Y claro está, siendo optimistas sería fácil pensar que el dinero de nuestros impuestos no se va a desperdiciar, que va a servir para mejorar nuestro sistema educativo, y para mejorar la sanidad, y para ayudar a los más desfavorecidos en vez de que sea utilizado por los corruptos de turno que aparecen allá donde hay posibilidades de hincar el diente. La corrupción asquea. Siendo optimista, a partir de las elecciones, la corrupción ya no va a ser lo que defina a la clase política. La clase política estará formada por excelentes profesionales, cada uno experto en una rama de actividad privada (o pública) pero que no necesita la política para vivir. Una clase política renovada, con nuevas caras y nuevas formas de gobernar, orientada al ciudadano y poniendo en primer término de la actividad de gobierno a las personas y no a otra cosa.
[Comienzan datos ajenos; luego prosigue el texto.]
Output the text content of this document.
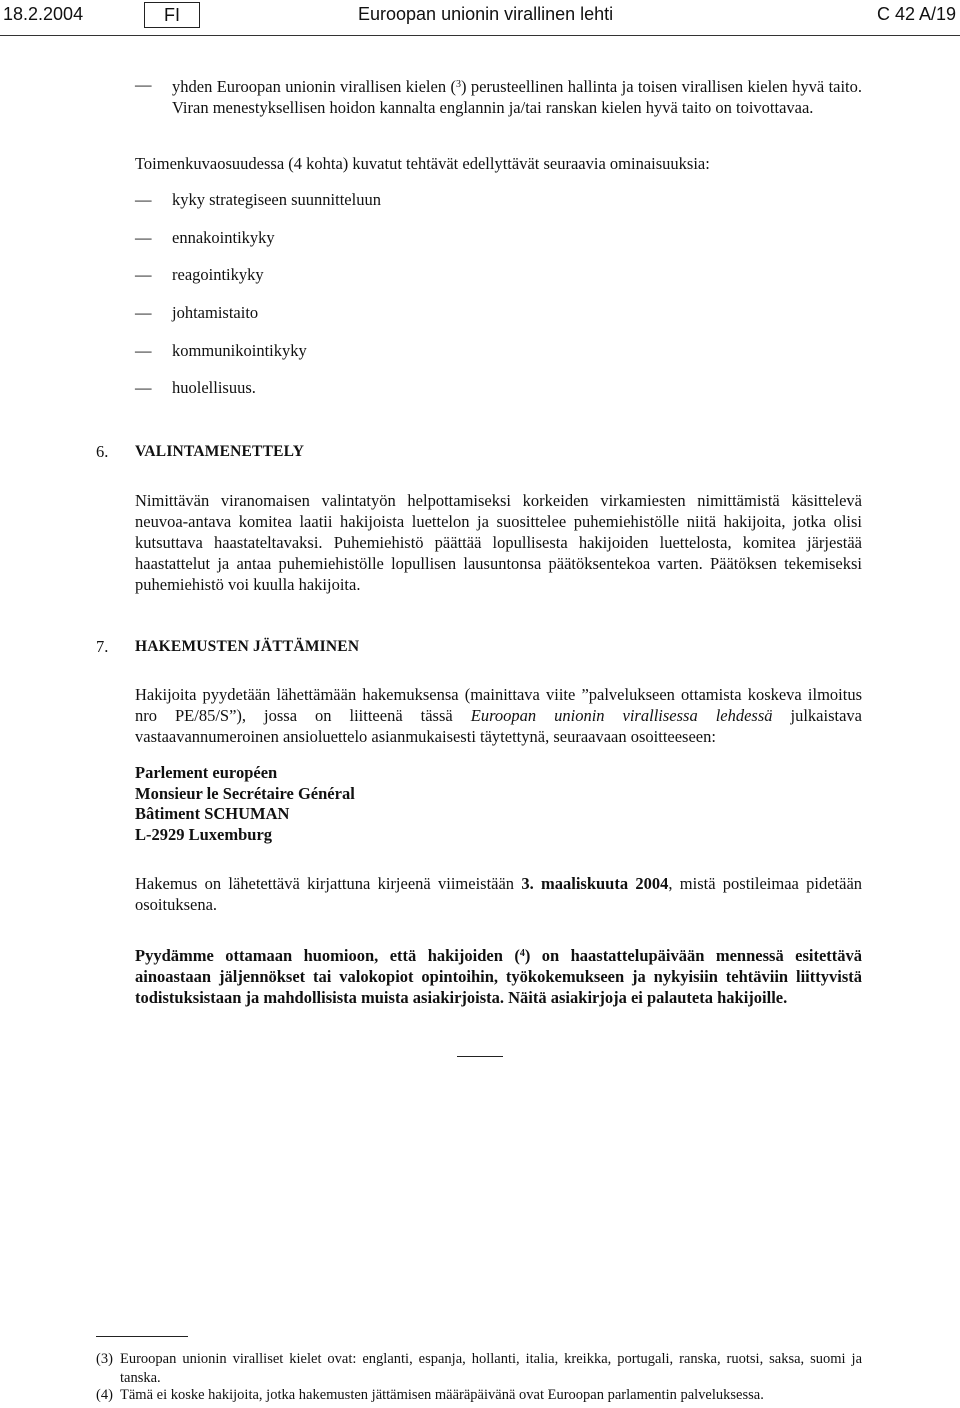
18.2.2004	FI	Euroopan unionin virallinen lehti	C 42 A/19
— yhden Euroopan unionin virallisen kielen ($^3$) perusteellinen hallinta ja toisen virallisen kielen hyvä taito. Viran menestyksellisen hoidon kannalta englannin ja/tai ranskan kielen hyvä taito on toivottavaa.
Toimenkuvaosuudessa (4 kohta) kuvatut tehtävät edellyttävät seuraavia ominaisuuksia:
— kyky strategiseen suunnitteluun
— ennakointikyky
— reagointikyky
— johtamistaito
— kommunikointikyky
— huolellisuus.
6. VALINTAMENETTELY
Nimittävän viranomaisen valintatyön helpottamiseksi korkeiden virkamiesten nimittämistä käsittelevä neuvoa-antava komitea laatii hakijoista luettelon ja suosittelee puhemiehistölle niitä hakijoita, jotka olisi kutsuttava haastateltavaksi. Puhemiehistö päättää lopullisesta hakijoiden luettelosta, komitea järjestää haastattelut ja antaa puhemiehistölle lopullisen lausuntonsa päätöksentekoa varten. Päätöksen tekemiseksi puhemiehistö voi kuulla hakijoita.
7. HAKEMUSTEN JÄTTÄMINEN
Hakijoita pyydetään lähettämään hakemuksensa (mainittava viite ”palvelukseen ottamista koskeva ilmoitus nro PE/85/S”), jossa on liitteenä tässä Euroopan unionin virallisessa lehdessä julkaistava vastaavannumeroinen ansioluettelo asianmukaisesti täytettynä, seuraavaan osoitteeseen:
Parlement européen
Monsieur le Secrétaire Général
Bâtiment SCHUMAN
L-2929 Luxemburg
Hakemus on lähetettävä kirjattuna kirjeenä viimeistään 3. maaliskuuta 2004, mistä postileimaa pidetään osoituksena.
Pyydämme ottamaan huomioon, että hakijoiden ($^4$) on haastattelupäivään mennessä esitettävä ainoastaan jäljennökset tai valokopiot opintoihin, työkokemukseen ja nykyisiin tehtäviin liittyvistä todistuksistaan ja mahdollisista muista asiakirjoista. Näitä asiakirjoja ei palauteta hakijoille.
(3) Euroopan unionin viralliset kielet ovat: englanti, espanja, hollanti, italia, kreikka, portugali, ranska, ruotsi, saksa, suomi ja tanska.
(4) Tämä ei koske hakijoita, jotka hakemusten jättämisen määräpäivänä ovat Euroopan parlamentin palveluksessa.
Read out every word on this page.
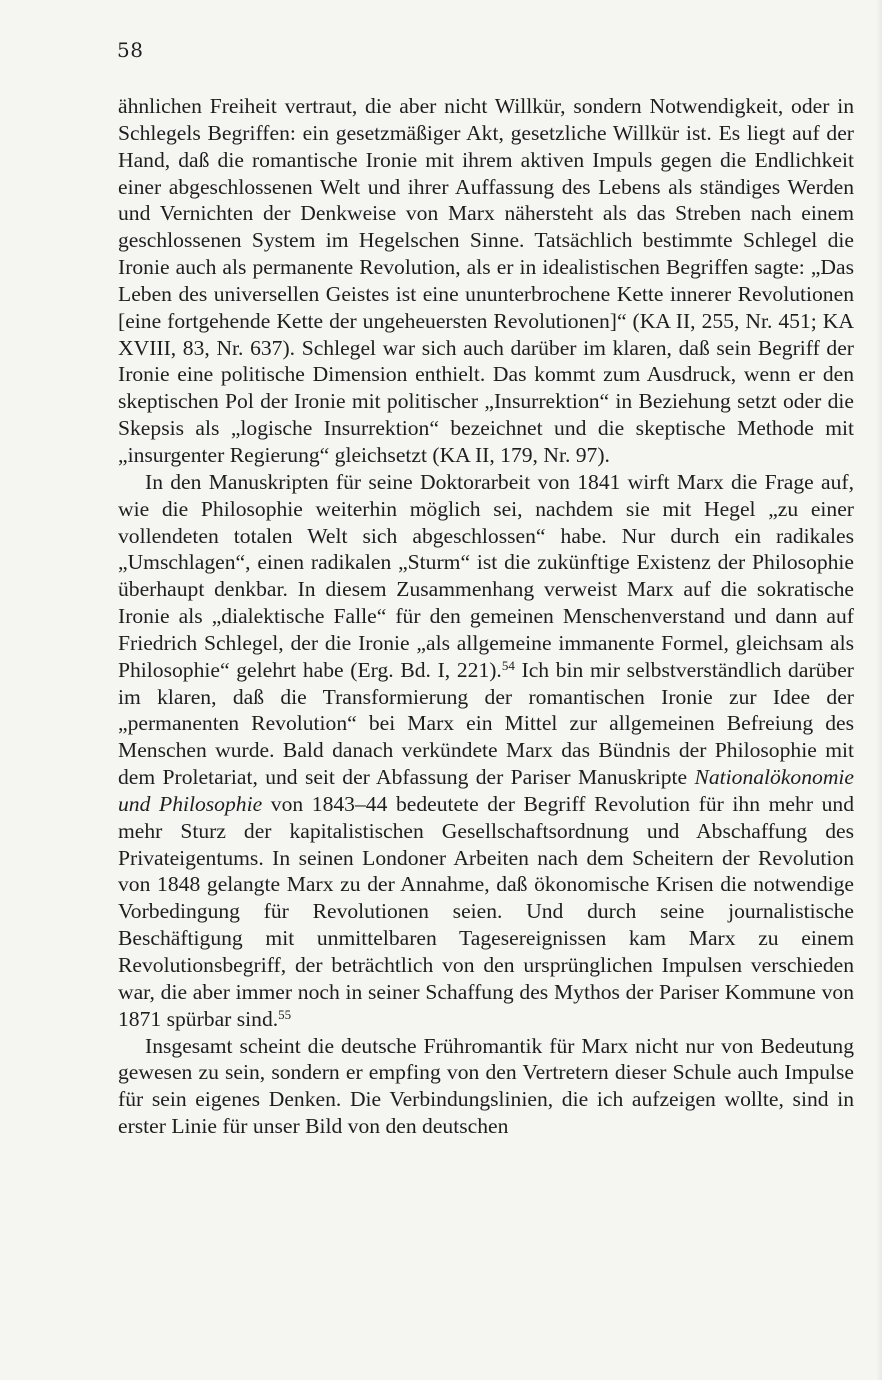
58

ähnlichen Freiheit vertraut, die aber nicht Willkür, sondern Notwendigkeit, oder in Schlegels Begriffen: ein gesetzmäßiger Akt, gesetzliche Willkür ist. Es liegt auf der Hand, daß die romantische Ironie mit ihrem aktiven Impuls gegen die Endlichkeit einer abgeschlossenen Welt und ihrer Auffassung des Lebens als ständiges Werden und Vernichten der Denkweise von Marx nähersteht als das Streben nach einem geschlossenen System im Hegelschen Sinne. Tatsächlich bestimmte Schlegel die Ironie auch als permanente Revolution, als er in idealistischen Begriffen sagte: „Das Leben des universellen Geistes ist eine ununterbrochene Kette innerer Revolutionen [eine fortgehende Kette der ungeheuersten Revolutionen]“ (KA II, 255, Nr. 451; KA XVIII, 83, Nr. 637). Schlegel war sich auch darüber im klaren, daß sein Begriff der Ironie eine politische Dimension enthielt. Das kommt zum Ausdruck, wenn er den skeptischen Pol der Ironie mit politischer „Insurrektion“ in Beziehung setzt oder die Skepsis als „logische Insurrektion“ bezeichnet und die skeptische Methode mit „insurgenter Regierung“ gleichsetzt (KA II, 179, Nr. 97).

In den Manuskripten für seine Doktorarbeit von 1841 wirft Marx die Frage auf, wie die Philosophie weiterhin möglich sei, nachdem sie mit Hegel „zu einer vollendeten totalen Welt sich abgeschlossen“ habe. Nur durch ein radikales „Umschlagen“, einen radikalen „Sturm“ ist die zukünftige Existenz der Philosophie überhaupt denkbar. In diesem Zusammenhang verweist Marx auf die sokratische Ironie als „dialektische Falle“ für den gemeinen Menschenverstand und dann auf Friedrich Schlegel, der die Ironie „als allgemeine immanente Formel, gleichsam als Philosophie“ gelehrt habe (Erg. Bd. I, 221).$^{54}$ Ich bin mir selbstverständlich darüber im klaren, daß die Transformierung der romantischen Ironie zur Idee der „permanenten Revolution“ bei Marx ein Mittel zur allgemeinen Befreiung des Menschen wurde. Bald danach verkündete Marx das Bündnis der Philosophie mit dem Proletariat, und seit der Abfassung der Pariser Manuskripte Nationalökonomie und Philosophie von 1843–44 bedeutete der Begriff Revolution für ihn mehr und mehr Sturz der kapitalistischen Gesellschaftsordnung und Abschaffung des Privateigentums. In seinen Londoner Arbeiten nach dem Scheitern der Revolution von 1848 gelangte Marx zu der Annahme, daß ökonomische Krisen die notwendige Vorbedingung für Revolutionen seien. Und durch seine journalistische Beschäftigung mit unmittelbaren Tagesereignissen kam Marx zu einem Revolutionsbegriff, der beträchtlich von den ursprünglichen Impulsen verschieden war, die aber immer noch in seiner Schaffung des Mythos der Pariser Kommune von 1871 spürbar sind.$^{55}$

Insgesamt scheint die deutsche Frühromantik für Marx nicht nur von Bedeutung gewesen zu sein, sondern er empfing von den Vertretern dieser Schule auch Impulse für sein eigenes Denken. Die Verbindungslinien, die ich aufzeigen wollte, sind in erster Linie für unser Bild von den deutschen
Ahora bien, siendo optimista, con un voto optimista, ¿existe algún candidato en la Región de Murcia que permita aproximar nuestro pensamiento a lo deseado por el ciudadano (votante) optimista? Claro está que solamente uno de los candidatos está siendo capaz durante esta campaña electoral de comprometerse de forma clara, transparente, concisa y concreta con Murcia y con los murcianos. Solamente con Pedro Antonio podemos ser optimistas. Porque no podemos permitir que se pierda ni una idea buena.